Sindy yang mendengar percakapan suami dan sahabat kurang akal sehatnya itu membuat senyum di wajahnya terus terpancar.


📞 Sudah-sudah besok kita ketemuan saja dari pada pusing, sudah dulu oke. (menutup telpon sepihak, padahal Daylon masih belum selesai mengeluarkan keluh kesahnya)


Cheval merasakan dirinya di umpat tidak ada habis-habisnya sebab sedari tadi usai bertelepon ia bersin berkali-kali sampai ingusnya keluar.


"Sial, di umpat Daylon ini." Su'udzon tingkat tinggi mentang-mentang baru telpon dengan dirinya.


"Jangan su'udzon dulu Aa, gak baik dosa loh," mengingatkan sambil tangan telunjuknya menunjuk ke arah atas.


"Iya sayangku, tapi siapa lagi yang membicarakan aku kecuali dia?" Cheval memeluk perut Sindy dan mengusap bagian yang di jahit.


"Sudahlah Aa, Aa selalu su'udzon nya tingkat tinggi!" Sindy kesal sekali dengan sikap suaminya, kenapa selalu berpikir yang tidak-tidak. Bukannya jika ada orang lain yang membicarakan tentang kita, kita harus menerima dalam artian tidak menggunjingnya juga.


"Baiklah istriku yang cantik, Aa janji tidak akan pernah membicarakan orang lain apalagi sampai su'udzon pada orang lain sekalipun orang itu menjelek-jelekkan Aa." Cheval menautkan jari kelingkingnya ke jari Sindy.

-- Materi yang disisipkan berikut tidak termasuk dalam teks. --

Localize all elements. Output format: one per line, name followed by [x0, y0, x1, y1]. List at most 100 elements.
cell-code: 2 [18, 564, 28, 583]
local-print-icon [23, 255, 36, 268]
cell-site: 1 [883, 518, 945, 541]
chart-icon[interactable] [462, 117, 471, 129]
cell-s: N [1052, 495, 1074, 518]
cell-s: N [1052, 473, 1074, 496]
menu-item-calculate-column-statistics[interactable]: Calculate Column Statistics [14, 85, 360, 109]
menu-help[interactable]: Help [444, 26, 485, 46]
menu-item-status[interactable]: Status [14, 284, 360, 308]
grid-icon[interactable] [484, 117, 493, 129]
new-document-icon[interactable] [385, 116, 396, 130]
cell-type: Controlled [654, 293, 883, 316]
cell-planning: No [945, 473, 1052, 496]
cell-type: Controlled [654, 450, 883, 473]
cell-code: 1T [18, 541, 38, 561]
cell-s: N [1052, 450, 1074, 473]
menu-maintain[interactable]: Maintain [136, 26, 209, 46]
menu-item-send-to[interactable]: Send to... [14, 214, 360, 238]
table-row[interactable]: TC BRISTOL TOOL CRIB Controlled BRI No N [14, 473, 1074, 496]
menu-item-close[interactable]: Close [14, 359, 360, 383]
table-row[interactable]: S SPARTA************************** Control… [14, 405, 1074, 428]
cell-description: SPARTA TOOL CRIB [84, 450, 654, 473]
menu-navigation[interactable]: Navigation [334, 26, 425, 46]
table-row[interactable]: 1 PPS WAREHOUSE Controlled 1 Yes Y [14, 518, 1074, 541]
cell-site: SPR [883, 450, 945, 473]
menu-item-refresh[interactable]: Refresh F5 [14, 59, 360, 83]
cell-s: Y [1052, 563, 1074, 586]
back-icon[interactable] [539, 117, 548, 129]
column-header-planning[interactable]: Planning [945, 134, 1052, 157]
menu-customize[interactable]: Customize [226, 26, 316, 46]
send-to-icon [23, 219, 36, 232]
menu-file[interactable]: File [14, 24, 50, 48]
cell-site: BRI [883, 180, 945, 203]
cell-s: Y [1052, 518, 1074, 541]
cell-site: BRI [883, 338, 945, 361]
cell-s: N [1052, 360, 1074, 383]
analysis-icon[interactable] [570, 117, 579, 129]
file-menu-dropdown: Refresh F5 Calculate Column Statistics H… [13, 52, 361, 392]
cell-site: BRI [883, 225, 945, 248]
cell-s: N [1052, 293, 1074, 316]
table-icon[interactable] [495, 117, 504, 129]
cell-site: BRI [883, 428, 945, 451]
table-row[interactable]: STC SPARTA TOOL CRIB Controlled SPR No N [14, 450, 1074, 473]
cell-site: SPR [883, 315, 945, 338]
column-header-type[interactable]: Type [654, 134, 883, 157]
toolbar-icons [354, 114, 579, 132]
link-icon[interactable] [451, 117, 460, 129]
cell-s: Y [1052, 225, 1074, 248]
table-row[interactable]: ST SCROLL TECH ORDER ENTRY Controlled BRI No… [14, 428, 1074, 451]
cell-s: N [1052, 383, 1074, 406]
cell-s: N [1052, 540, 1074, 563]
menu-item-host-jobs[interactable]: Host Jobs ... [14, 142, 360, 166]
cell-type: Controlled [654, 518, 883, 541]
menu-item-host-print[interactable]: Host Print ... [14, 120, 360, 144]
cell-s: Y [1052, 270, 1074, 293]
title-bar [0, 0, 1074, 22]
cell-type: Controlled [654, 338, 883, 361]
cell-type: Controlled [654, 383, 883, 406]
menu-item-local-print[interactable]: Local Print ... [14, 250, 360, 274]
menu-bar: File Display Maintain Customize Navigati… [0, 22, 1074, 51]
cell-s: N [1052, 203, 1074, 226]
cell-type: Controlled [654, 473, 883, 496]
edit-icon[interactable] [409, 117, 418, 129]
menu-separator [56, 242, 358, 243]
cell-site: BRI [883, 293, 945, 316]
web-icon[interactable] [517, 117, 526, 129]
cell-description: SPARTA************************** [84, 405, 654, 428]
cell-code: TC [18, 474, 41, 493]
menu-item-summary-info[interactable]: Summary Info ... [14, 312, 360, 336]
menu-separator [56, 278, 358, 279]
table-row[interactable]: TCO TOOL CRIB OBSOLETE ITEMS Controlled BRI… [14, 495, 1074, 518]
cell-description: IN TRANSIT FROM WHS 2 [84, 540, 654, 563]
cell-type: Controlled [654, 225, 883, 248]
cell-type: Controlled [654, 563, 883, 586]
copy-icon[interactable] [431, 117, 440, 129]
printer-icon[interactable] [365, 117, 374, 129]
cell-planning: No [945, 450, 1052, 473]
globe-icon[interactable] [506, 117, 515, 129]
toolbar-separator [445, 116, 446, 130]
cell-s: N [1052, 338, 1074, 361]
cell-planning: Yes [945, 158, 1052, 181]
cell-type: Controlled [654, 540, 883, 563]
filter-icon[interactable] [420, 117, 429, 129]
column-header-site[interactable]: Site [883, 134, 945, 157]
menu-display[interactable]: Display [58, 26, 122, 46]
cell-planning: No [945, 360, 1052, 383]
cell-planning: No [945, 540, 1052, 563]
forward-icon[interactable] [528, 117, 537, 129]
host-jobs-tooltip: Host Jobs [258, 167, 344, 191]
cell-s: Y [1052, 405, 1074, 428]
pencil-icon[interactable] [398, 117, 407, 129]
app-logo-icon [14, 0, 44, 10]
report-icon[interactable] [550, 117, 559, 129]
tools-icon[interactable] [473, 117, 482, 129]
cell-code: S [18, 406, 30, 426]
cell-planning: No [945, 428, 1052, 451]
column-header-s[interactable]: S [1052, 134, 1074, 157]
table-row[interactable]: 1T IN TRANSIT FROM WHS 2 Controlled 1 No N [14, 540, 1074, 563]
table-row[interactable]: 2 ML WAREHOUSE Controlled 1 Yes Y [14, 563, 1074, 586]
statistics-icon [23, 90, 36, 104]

"Nah, seperti ini baru Aa Cheval yang aku kenal dan benar-benar suami aku," mencium pipi Cheval.


"Jangan buat aku tersipu malu dong sayang, main cium-cium seperti masih ABG saja." Memegang pipinya yang baru saja di cium.


"Benar juga ya sayang, oh ya Sindy yuk kita foto flash back saat-saat SMA dulu kayaknya seru deh." Cheval tiba-tiba mengajak foto pakai pakaian lama.


"Enggak lah Aa, nanti banyak yang baper lagi sebab Aa pakai seragam SMA lagian pesona Aa masih banyak loh ditambah lagi Aa sudah mapan," sambil mengerucutkan bibirnya.


"Takut jadi bahan pemandangan orang lain ya." Sambil mencolek-colek dagu Sindy.


"Apaan sih Aa, enggak ya," elaknya manja.


Mereka berdua damai bahagia dan sejahtera.


Keesokan harinya.


Daylon sengaja mengambil cuti untuk beberapa minggu sekitar 1 setengah Minggu saja lagian ini libur terpanjangnya yang pernah ia ambil, pusing sebenarnya pikiran Daylon. Kenapa bisa-bisanya ia harus mengenal anak dari sahabatnya, bukan sahabat tapi saling membantu dan membutuhkan waktu itu. Andai waktu dulu Daylon tidak di tolong oleh Rafi dan berakhir balas Budi untuk meminang anak gadisnya.


"Beneran adik angkatnya Filan? yang mau di jodohkan dengan Lo?" rasanya mulut Cheval mau meledak tawanya namun ia tahan demi sahabatnya supaya tidak tersinggung, kasihan jika tersinggung takutnya gak mau nikah nanti.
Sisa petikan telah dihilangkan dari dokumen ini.